As the first citizen-initiated wilderness designation, a model for wilderness campaigns since, the fight for the Scapegoat remains a rallying cry. Today, few places deserve the same commitment and recognition more than the Great Burn, a 275,000-acre proposed wilderness on the Idaho-Montana border, one of the largest unprotected wildlands in the U.S.

What the Great Burn offers in spades – in addition to irreplaceable habitat for mountain goats, bull trout and, soon, grizzly bears – is the renewable resource that Smoke and Tom refer to as the “hush of the land.” Just like the Scapegoat, the Great Burn is a fountain of “spiritual strength” that can help us through turbulent times, even if we never set foot in its old-growth forests or alpine meadows.

In the midst of this pandemic, I find hope in bearing witness to the accidental rewilding of America – the spread of the “hush” in our daily lives. Air quality is better than in decades, Interstate highways are quiet, the skies devoid of air traffic. Kids and parents play in the street and observe the arrival of spring in backyards and neighborhood parks.

I imagine the Great Burn’s wolverines, among only 300 remaining in the Lower 48, emerging from maternal dens to find their world unusually empty and quiet, with room to roam and peace of mind in the absence of screaming machines.

When stay-at-home orders come to an end, and the pace of life returns to a gallop, how do we hold on to the hush in our homes and families? How do we give wildlife space and freedom to thrive?

“Tom did more than just listen for that hush,” Elser writes. “He defended it.” Like the Scapegoat nearly 50 years ago, the wild Great Burn needs defenders, today.

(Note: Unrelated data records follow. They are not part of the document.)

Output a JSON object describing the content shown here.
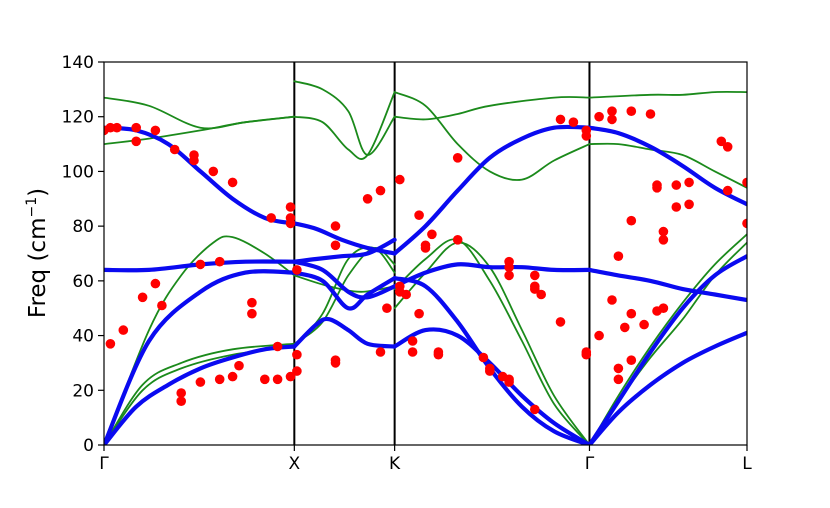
{
  "chart_data": {
    "type": "line",
    "title": "",
    "xlabel": "",
    "ylabel": "Freq (cm",
    "ylabel_sup": "−1",
    "ylabel_close": ")",
    "ylim": [
      0,
      140
    ],
    "yticks": [
      0,
      20,
      40,
      60,
      80,
      100,
      120,
      140
    ],
    "xlim": [
      0,
      1
    ],
    "high_symmetry_points": [
      {
        "label": "Γ",
        "x": 0.0
      },
      {
        "label": "X",
        "x": 0.296
      },
      {
        "label": "K",
        "x": 0.452
      },
      {
        "label": "Γ",
        "x": 0.755
      },
      {
        "label": "L",
        "x": 1.0
      }
    ],
    "grid": false,
    "legend": "none",
    "colors": {
      "green": "#1b8a1b",
      "blue": "#0a0af0",
      "points": "#ff0000"
    },
    "series": [
      {
        "group": "green",
        "x": [
          0.0,
          0.06,
          0.12,
          0.2,
          0.296
        ],
        "values": [
          0,
          20,
          28,
          33,
          36
        ]
      },
      {
        "group": "green",
        "x": [
          0.0,
          0.06,
          0.12,
          0.2,
          0.296
        ],
        "values": [
          0,
          22,
          30,
          35,
          37
        ]
      },
      {
        "group": "green",
        "x": [
          0.0,
          0.07,
          0.12,
          0.17,
          0.2,
          0.25,
          0.296
        ],
        "values": [
          0,
          42,
          62,
          74,
          76,
          70,
          62
        ]
      },
      {
        "group": "green",
        "x": [
          0.296,
          0.35,
          0.4,
          0.452
        ],
        "values": [
          62,
          58,
          56,
          58
        ]
      },
      {
        "group": "green",
        "x": [
          0.296,
          0.34,
          0.38,
          0.42,
          0.452
        ],
        "values": [
          37,
          45,
          62,
          72,
          66
        ]
      },
      {
        "group": "green",
        "x": [
          0.296,
          0.34,
          0.38,
          0.42,
          0.452
        ],
        "values": [
          36,
          48,
          68,
          72,
          63
        ]
      },
      {
        "group": "green",
        "x": [
          0.452,
          0.5,
          0.55,
          0.6,
          0.65,
          0.7,
          0.755
        ],
        "values": [
          50,
          63,
          74,
          65,
          42,
          18,
          0
        ]
      },
      {
        "group": "green",
        "x": [
          0.452,
          0.5,
          0.55,
          0.6,
          0.65,
          0.7,
          0.755
        ],
        "values": [
          57,
          68,
          75,
          60,
          38,
          15,
          0
        ]
      },
      {
        "group": "green",
        "x": [
          0.755,
          0.8,
          0.85,
          0.9,
          0.95,
          1.0
        ],
        "values": [
          0,
          18,
          36,
          52,
          66,
          77
        ]
      },
      {
        "group": "green",
        "x": [
          0.755,
          0.8,
          0.85,
          0.9,
          0.95,
          1.0
        ],
        "values": [
          0,
          16,
          32,
          46,
          62,
          74
        ]
      },
      {
        "group": "green",
        "x": [
          0.0,
          0.07,
          0.15,
          0.22,
          0.296
        ],
        "values": [
          127,
          124,
          116,
          118,
          120
        ]
      },
      {
        "group": "green",
        "x": [
          0.0,
          0.07,
          0.15,
          0.22,
          0.296
        ],
        "values": [
          110,
          112,
          115,
          118,
          120
        ]
      },
      {
        "group": "green",
        "x": [
          0.296,
          0.34,
          0.38,
          0.41,
          0.452
        ],
        "values": [
          133,
          130,
          122,
          106,
          120
        ]
      },
      {
        "group": "green",
        "x": [
          0.296,
          0.34,
          0.38,
          0.41,
          0.452
        ],
        "values": [
          120,
          118,
          108,
          106,
          129
        ]
      },
      {
        "group": "green",
        "x": [
          0.452,
          0.5,
          0.55,
          0.6,
          0.7,
          0.755
        ],
        "values": [
          120,
          119,
          121,
          124,
          127,
          127
        ]
      },
      {
        "group": "green",
        "x": [
          0.452,
          0.5,
          0.55,
          0.6,
          0.65,
          0.7,
          0.755
        ],
        "values": [
          129,
          124,
          110,
          100,
          97,
          104,
          110
        ]
      },
      {
        "group": "green",
        "x": [
          0.755,
          0.85,
          0.9,
          0.95,
          1.0
        ],
        "values": [
          127,
          128,
          128,
          129,
          129
        ]
      },
      {
        "group": "green",
        "x": [
          0.755,
          0.8,
          0.85,
          0.9,
          0.95,
          1.0
        ],
        "values": [
          110,
          110,
          108,
          106,
          100,
          94
        ]
      },
      {
        "group": "blue",
        "x": [
          0.0,
          0.05,
          0.1,
          0.15,
          0.2,
          0.25,
          0.296
        ],
        "values": [
          0,
          14,
          22,
          28,
          32,
          35,
          36
        ]
      },
      {
        "group": "blue",
        "x": [
          0.296,
          0.33,
          0.35,
          0.38,
          0.41,
          0.452
        ],
        "values": [
          36,
          44,
          46,
          42,
          37,
          36
        ]
      },
      {
        "group": "blue",
        "x": [
          0.452,
          0.5,
          0.55,
          0.6,
          0.65,
          0.7,
          0.755
        ],
        "values": [
          36,
          42,
          40,
          30,
          18,
          8,
          0
        ]
      },
      {
        "group": "blue",
        "x": [
          0.755,
          0.8,
          0.85,
          0.9,
          0.95,
          1.0
        ],
        "values": [
          0,
          12,
          22,
          30,
          36,
          41
        ]
      },
      {
        "group": "blue",
        "x": [
          0.0,
          0.07,
          0.15,
          0.22,
          0.296
        ],
        "values": [
          0,
          38,
          56,
          63,
          63
        ]
      },
      {
        "group": "blue",
        "x": [
          0.296,
          0.34,
          0.38,
          0.41,
          0.452
        ],
        "values": [
          63,
          60,
          50,
          55,
          61
        ]
      },
      {
        "group": "blue",
        "x": [
          0.452,
          0.5,
          0.55,
          0.6,
          0.65,
          0.7,
          0.755
        ],
        "values": [
          61,
          58,
          45,
          28,
          14,
          5,
          0
        ]
      },
      {
        "group": "blue",
        "x": [
          0.755,
          0.8,
          0.85,
          0.9,
          0.95,
          1.0
        ],
        "values": [
          0,
          16,
          34,
          50,
          62,
          69
        ]
      },
      {
        "group": "blue",
        "x": [
          0.0,
          0.07,
          0.15,
          0.22,
          0.296
        ],
        "values": [
          64,
          64,
          66,
          67,
          67
        ]
      },
      {
        "group": "blue",
        "x": [
          0.296,
          0.34,
          0.38,
          0.41,
          0.452
        ],
        "values": [
          67,
          64,
          56,
          54,
          58
        ]
      },
      {
        "group": "blue",
        "x": [
          0.452,
          0.5,
          0.55,
          0.6,
          0.65,
          0.7,
          0.755
        ],
        "values": [
          58,
          63,
          66,
          65,
          65,
          64,
          64
        ]
      },
      {
        "group": "blue",
        "x": [
          0.755,
          0.8,
          0.85,
          0.9,
          0.95,
          1.0
        ],
        "values": [
          64,
          62,
          60,
          57,
          55,
          53
        ]
      },
      {
        "group": "blue",
        "x": [
          0.296,
          0.33,
          0.37,
          0.41,
          0.452
        ],
        "values": [
          67,
          68,
          69,
          70,
          75
        ]
      },
      {
        "group": "blue",
        "x": [
          0.0,
          0.05,
          0.1,
          0.15,
          0.2,
          0.25,
          0.296
        ],
        "values": [
          116,
          115,
          110,
          100,
          90,
          83,
          81
        ]
      },
      {
        "group": "blue",
        "x": [
          0.296,
          0.33,
          0.37,
          0.41,
          0.452
        ],
        "values": [
          81,
          79,
          75,
          72,
          70
        ]
      },
      {
        "group": "blue",
        "x": [
          0.452,
          0.5,
          0.55,
          0.6,
          0.65,
          0.7,
          0.755
        ],
        "values": [
          70,
          80,
          93,
          105,
          112,
          116,
          116
        ]
      },
      {
        "group": "blue",
        "x": [
          0.755,
          0.8,
          0.85,
          0.9,
          0.95,
          1.0
        ],
        "values": [
          116,
          114,
          109,
          102,
          94,
          88
        ]
      }
    ],
    "points": [
      [
        0.0,
        115
      ],
      [
        0.01,
        116
      ],
      [
        0.02,
        116
      ],
      [
        0.05,
        116
      ],
      [
        0.08,
        115
      ],
      [
        0.05,
        111
      ],
      [
        0.11,
        108
      ],
      [
        0.14,
        104
      ],
      [
        0.14,
        106
      ],
      [
        0.17,
        100
      ],
      [
        0.2,
        96
      ],
      [
        0.26,
        83
      ],
      [
        0.29,
        83
      ],
      [
        0.29,
        81
      ],
      [
        0.29,
        87
      ],
      [
        0.36,
        80
      ],
      [
        0.36,
        73
      ],
      [
        0.41,
        90
      ],
      [
        0.43,
        93
      ],
      [
        0.46,
        97
      ],
      [
        0.49,
        84
      ],
      [
        0.51,
        77
      ],
      [
        0.55,
        105
      ],
      [
        0.5,
        73
      ],
      [
        0.5,
        72
      ],
      [
        0.55,
        75
      ],
      [
        0.63,
        67
      ],
      [
        0.63,
        65
      ],
      [
        0.63,
        62
      ],
      [
        0.67,
        62
      ],
      [
        0.67,
        58
      ],
      [
        0.68,
        55
      ],
      [
        0.67,
        57
      ],
      [
        0.71,
        45
      ],
      [
        0.71,
        119
      ],
      [
        0.73,
        118
      ],
      [
        0.75,
        115
      ],
      [
        0.75,
        113
      ],
      [
        0.77,
        120
      ],
      [
        0.79,
        122
      ],
      [
        0.79,
        119
      ],
      [
        0.82,
        122
      ],
      [
        0.85,
        121
      ],
      [
        0.86,
        94
      ],
      [
        0.86,
        95
      ],
      [
        0.89,
        95
      ],
      [
        0.91,
        96
      ],
      [
        0.89,
        87
      ],
      [
        0.91,
        88
      ],
      [
        0.96,
        111
      ],
      [
        0.97,
        109
      ],
      [
        0.97,
        93
      ],
      [
        1.0,
        96
      ],
      [
        1.0,
        81
      ],
      [
        0.82,
        82
      ],
      [
        0.8,
        69
      ],
      [
        0.87,
        75
      ],
      [
        0.87,
        78
      ],
      [
        0.79,
        53
      ],
      [
        0.77,
        40
      ],
      [
        0.81,
        43
      ],
      [
        0.82,
        48
      ],
      [
        0.8,
        28
      ],
      [
        0.8,
        24
      ],
      [
        0.82,
        31
      ],
      [
        0.84,
        44
      ],
      [
        0.86,
        49
      ],
      [
        0.87,
        50
      ],
      [
        0.75,
        34
      ],
      [
        0.75,
        33
      ],
      [
        0.01,
        37
      ],
      [
        0.03,
        42
      ],
      [
        0.06,
        54
      ],
      [
        0.08,
        59
      ],
      [
        0.09,
        51
      ],
      [
        0.12,
        19
      ],
      [
        0.12,
        16
      ],
      [
        0.15,
        23
      ],
      [
        0.18,
        24
      ],
      [
        0.2,
        25
      ],
      [
        0.21,
        29
      ],
      [
        0.25,
        24
      ],
      [
        0.27,
        24
      ],
      [
        0.29,
        25
      ],
      [
        0.3,
        27
      ],
      [
        0.27,
        36
      ],
      [
        0.3,
        33
      ],
      [
        0.23,
        52
      ],
      [
        0.23,
        48
      ],
      [
        0.15,
        66
      ],
      [
        0.18,
        67
      ],
      [
        0.3,
        64
      ],
      [
        0.36,
        31
      ],
      [
        0.36,
        30
      ],
      [
        0.43,
        34
      ],
      [
        0.44,
        50
      ],
      [
        0.46,
        56
      ],
      [
        0.47,
        55
      ],
      [
        0.48,
        38
      ],
      [
        0.48,
        34
      ],
      [
        0.46,
        58
      ],
      [
        0.49,
        48
      ],
      [
        0.52,
        34
      ],
      [
        0.52,
        33
      ],
      [
        0.59,
        32
      ],
      [
        0.6,
        27
      ],
      [
        0.6,
        28
      ],
      [
        0.62,
        25
      ],
      [
        0.63,
        24
      ],
      [
        0.63,
        23
      ],
      [
        0.67,
        13
      ]
    ]
  },
  "axes": {
    "y_tick_labels": [
      "0",
      "20",
      "40",
      "60",
      "80",
      "100",
      "120",
      "140"
    ]
  }
}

If wild places are a source of spiritual strength for you as they are for me, there’s no time to lose. We can follow in Elser and Edwards’ bootsteps and keep the “hush” in abundant supply by shaping the Nez Perce-Clearwater National Forest’s management plan for the next generation.

Since the 1970s, the Lolo and Nez Perce-Clearwater national forests have managed the Great Burn as the largest “Recommended Wilderness” in the Northern Rockies. In 1988, the Great Burn suffered a cruel injustice: Congress designated the Montana portion as Wilderness, only to see it overturned in a politically motivated pocket veto by President Reagan, the sole veto in the history of the Wilderness Act.

The Great Fire of 1910, from which the area got its name, was an accident of history. The only accident today would be for the Nez Perce-Clearwater National Forest to reverse its longstanding commitment to the Great Burn.

Submit comments to fpr_npclw@fs.fed.us before Monday in support of maintaining existing protections for the Great Burn recommended wilderness. Just a short email will do.

Coronavirus has demonstrated that we cannot afford to go “back to normal.”

America’s endangered wilderness cannot afford business as usual, either. If we take time this spring to slow down, watch, and listen for the “hush of the land,” we might also be inspired to give wild nature its dues.

Zack Porter has worked in support of wildlife, wildlands and wild waters for 15 years in the Northern Rockies and North Cascades for nonprofit organizations and the U.S. Forest Service.